O “Brexit” dos ingleses

O Reino Unido é um país constituído por três nações (Inglaterra, Escócia e País de Gales) e parte de uma quarta, a Irlanda, que corre o risco de se abstrair do que é e de se resumir ao que Timothy Garton Ash chamou a “imperdoável negligência pós-imperial dos ingleses partidários do “Brexit””.

Há um discurso (sobretudo inglês) que, embora reconheça a turbulência do “Brexit”, também defende que, nos últimos três anos, a economia do Reino Unido obteve resultados superiores ao que era de esperar, por oposição aos da zona euro, pelo que “ninguém ficaria chocado se isso continuasse a acontecer com ou sem acordo”, como escreve a The Spectator no seu editorial.
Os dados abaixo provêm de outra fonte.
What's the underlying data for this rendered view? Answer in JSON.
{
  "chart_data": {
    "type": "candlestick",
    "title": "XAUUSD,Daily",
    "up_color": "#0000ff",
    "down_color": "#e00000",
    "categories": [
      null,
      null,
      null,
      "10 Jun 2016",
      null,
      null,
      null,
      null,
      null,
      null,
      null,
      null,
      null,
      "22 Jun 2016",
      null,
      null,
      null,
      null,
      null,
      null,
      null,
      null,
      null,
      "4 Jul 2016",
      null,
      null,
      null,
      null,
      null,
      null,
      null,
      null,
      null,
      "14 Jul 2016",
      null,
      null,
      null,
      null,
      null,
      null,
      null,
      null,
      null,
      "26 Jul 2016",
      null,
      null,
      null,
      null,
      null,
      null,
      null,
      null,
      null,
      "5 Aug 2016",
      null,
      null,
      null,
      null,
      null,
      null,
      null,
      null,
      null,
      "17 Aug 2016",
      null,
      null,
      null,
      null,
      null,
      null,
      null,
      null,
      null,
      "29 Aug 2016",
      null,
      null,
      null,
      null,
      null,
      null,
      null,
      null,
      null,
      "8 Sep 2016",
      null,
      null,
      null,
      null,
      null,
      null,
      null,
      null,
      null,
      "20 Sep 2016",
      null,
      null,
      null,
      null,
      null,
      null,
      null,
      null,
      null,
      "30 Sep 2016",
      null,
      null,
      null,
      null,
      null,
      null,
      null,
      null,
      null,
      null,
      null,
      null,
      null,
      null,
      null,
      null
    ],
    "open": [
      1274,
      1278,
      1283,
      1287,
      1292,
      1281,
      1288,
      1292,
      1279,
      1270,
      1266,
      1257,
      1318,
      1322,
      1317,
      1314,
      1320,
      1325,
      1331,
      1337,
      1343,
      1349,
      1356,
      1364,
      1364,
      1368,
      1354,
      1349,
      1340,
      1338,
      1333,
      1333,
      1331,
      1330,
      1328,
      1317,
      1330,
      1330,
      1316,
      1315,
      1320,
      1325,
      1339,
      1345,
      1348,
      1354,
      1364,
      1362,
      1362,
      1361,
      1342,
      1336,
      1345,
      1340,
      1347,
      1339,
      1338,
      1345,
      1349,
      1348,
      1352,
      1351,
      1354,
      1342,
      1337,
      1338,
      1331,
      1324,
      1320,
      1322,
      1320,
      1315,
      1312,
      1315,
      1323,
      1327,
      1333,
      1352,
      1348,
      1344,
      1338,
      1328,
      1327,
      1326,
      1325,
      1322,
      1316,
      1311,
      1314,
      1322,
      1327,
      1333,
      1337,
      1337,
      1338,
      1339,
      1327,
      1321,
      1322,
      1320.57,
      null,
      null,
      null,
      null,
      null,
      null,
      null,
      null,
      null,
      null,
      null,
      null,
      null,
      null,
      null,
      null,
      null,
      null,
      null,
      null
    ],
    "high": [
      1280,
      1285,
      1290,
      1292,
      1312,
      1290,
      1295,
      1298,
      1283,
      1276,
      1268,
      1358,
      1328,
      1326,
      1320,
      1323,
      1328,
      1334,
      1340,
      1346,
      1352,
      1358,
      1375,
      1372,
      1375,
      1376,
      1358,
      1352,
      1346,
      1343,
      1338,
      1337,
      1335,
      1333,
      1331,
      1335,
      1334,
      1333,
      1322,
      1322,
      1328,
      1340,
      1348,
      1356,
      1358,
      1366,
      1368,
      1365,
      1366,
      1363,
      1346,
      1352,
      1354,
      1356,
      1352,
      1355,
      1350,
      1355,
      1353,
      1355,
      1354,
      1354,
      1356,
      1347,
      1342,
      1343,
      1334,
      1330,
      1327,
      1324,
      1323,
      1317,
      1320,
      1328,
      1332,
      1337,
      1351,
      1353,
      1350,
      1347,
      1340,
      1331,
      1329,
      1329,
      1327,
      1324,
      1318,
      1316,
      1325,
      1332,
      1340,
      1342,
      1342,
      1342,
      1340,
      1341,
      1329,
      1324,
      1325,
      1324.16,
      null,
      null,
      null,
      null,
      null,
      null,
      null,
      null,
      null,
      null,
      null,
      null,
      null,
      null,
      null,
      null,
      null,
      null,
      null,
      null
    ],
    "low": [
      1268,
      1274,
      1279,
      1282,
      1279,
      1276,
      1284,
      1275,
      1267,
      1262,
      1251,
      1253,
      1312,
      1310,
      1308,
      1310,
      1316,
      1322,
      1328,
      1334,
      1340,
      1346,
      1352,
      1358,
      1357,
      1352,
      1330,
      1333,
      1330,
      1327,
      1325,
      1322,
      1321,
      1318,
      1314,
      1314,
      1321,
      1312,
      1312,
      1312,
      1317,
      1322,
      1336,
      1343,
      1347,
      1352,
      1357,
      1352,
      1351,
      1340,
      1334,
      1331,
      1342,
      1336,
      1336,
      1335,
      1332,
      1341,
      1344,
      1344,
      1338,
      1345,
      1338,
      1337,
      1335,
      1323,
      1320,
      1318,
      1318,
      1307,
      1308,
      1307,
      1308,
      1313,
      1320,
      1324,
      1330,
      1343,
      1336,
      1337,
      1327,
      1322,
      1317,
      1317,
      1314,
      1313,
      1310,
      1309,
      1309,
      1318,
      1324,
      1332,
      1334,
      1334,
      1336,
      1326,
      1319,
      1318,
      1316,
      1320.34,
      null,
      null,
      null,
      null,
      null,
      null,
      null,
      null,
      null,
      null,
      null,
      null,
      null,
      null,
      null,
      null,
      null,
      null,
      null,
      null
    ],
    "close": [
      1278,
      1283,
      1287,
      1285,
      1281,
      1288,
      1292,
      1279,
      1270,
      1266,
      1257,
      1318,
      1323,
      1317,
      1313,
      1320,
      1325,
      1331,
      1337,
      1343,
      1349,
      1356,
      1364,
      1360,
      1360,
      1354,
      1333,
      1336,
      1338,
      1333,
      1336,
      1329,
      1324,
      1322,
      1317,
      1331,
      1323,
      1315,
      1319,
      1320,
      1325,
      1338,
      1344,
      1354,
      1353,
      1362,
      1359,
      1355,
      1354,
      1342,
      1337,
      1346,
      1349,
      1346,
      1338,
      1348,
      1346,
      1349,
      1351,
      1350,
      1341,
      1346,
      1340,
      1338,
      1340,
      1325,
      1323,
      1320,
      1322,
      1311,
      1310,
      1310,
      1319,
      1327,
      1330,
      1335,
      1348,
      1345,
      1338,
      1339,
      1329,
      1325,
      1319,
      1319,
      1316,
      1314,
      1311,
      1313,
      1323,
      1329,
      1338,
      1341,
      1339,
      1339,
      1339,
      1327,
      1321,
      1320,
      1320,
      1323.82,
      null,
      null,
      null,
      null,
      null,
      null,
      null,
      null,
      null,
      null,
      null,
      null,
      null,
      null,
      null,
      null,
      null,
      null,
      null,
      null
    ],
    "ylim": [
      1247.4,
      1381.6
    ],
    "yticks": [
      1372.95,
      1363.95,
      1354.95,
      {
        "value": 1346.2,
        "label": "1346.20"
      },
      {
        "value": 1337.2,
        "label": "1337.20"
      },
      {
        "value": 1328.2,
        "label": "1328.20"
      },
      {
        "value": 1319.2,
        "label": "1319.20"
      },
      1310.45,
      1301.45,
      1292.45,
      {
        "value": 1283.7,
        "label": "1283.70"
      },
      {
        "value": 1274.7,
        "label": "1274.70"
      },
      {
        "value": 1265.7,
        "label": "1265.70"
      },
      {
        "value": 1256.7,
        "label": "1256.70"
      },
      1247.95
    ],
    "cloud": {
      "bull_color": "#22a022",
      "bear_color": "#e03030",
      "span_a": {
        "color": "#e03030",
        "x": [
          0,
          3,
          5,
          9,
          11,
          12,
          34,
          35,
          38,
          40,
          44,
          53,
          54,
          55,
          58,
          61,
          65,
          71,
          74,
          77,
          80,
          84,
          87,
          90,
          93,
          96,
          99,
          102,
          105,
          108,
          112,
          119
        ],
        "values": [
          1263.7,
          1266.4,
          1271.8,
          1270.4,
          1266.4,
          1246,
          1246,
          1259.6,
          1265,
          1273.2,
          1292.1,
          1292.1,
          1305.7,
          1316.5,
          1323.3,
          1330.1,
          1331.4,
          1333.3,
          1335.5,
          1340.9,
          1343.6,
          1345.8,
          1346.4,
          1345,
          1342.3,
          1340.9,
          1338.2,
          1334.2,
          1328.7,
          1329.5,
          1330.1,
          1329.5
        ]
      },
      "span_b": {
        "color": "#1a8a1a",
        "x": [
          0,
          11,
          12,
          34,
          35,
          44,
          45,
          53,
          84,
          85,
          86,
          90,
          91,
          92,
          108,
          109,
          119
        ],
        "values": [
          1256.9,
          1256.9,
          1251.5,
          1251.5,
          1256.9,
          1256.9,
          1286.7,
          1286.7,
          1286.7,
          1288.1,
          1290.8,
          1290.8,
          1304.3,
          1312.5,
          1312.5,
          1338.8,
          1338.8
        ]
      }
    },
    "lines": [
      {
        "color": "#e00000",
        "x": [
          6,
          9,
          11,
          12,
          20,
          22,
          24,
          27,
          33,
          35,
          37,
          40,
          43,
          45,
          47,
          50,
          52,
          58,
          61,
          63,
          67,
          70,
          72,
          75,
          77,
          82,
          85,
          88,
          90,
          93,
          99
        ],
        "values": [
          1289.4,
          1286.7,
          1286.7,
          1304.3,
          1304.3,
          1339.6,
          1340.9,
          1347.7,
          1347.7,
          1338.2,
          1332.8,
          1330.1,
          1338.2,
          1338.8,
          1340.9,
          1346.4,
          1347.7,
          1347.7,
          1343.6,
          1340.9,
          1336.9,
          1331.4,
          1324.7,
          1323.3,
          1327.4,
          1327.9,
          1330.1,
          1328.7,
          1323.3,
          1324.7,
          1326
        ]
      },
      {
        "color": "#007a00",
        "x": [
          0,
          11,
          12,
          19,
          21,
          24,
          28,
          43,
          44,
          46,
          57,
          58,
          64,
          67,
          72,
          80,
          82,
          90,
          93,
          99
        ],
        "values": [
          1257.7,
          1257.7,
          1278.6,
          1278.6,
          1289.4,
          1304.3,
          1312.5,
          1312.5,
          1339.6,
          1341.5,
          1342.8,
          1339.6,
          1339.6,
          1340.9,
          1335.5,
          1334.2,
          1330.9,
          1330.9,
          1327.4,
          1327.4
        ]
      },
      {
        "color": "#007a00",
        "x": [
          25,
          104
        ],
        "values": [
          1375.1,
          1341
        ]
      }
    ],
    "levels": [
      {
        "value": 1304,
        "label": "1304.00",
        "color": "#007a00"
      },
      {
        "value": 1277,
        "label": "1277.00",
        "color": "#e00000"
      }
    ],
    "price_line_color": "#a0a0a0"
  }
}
Mas por muito resolúveis que possam ser os riscos económicos, que não o são, o “Brexit”coloca questões políticas de repercussões inimagináveis.

O Reino Unido é um país constituído por três nações (Inglaterra, Escócia e País de Gales) e parte de uma quarta, a Irlanda, que corre o risco de se abstrair do que é e de se resumir ao que Timothy Garton Ash chamou a “imperdoável negligência pós-imperial dos ingleses partidários do “Brexit””. Sessenta e dois por cento do eleitorado escocês e mais de 58 por cento do eleitorado da Irlanda do Norte votaram a favor da permanência na UE e isso não pode ser suspenso.

A estratégia de rejeitar o backstop acordado com a UE, para evitar uma fronteira física entre a Irlanda do Norte e a República da Irlanda, como forma de forçar uma saída por causa de uma suposta intransigência europeia, pode acentuar tensões nacionalistas que serão tudo menos inócuas. A estratégia de Dominic Cummings, o organizador da campanha do Vote Leave e actual estratega do Governo, é demasiado inglesa e arriscada e não parece ter em conta o periclitante Acordo de Sexta-Feira Santa, que em 1998 pôs termo ao conflito entre católicos e protestantes.

A situação da Irlanda do Norte é excessivamente explosiva para ser tratada com esta aparente ligeireza, ainda por cima quando se assiste já a um aumento da violência sectária. O estado comatoso em que se encontra — os republicanos do Sinn Féin e os unionistas do DUP não se entendem e a Irlanda do Norte está com um Governo de Gestão desde Janeiro de 2017 — impede que os irlandeses se façam ouvir.

Enquanto os primeiros vêem numa eventual fronteira física a impossibilidade de uma união entre as partes da Irlanda, os segundos (que suportam o actual Governo em Westminster) querem também um acordo sem backstop por acharem que isso a logo prazo poderia fazer com que a Irlanda do Norte deixasse de ser parte do Reino Unido. Uma saída desordenada do Reino Unido pode implicar o sacrifício do acordo de paz na Irlanda do Norte. Até onde irão as fronteiras de Boris Johnson?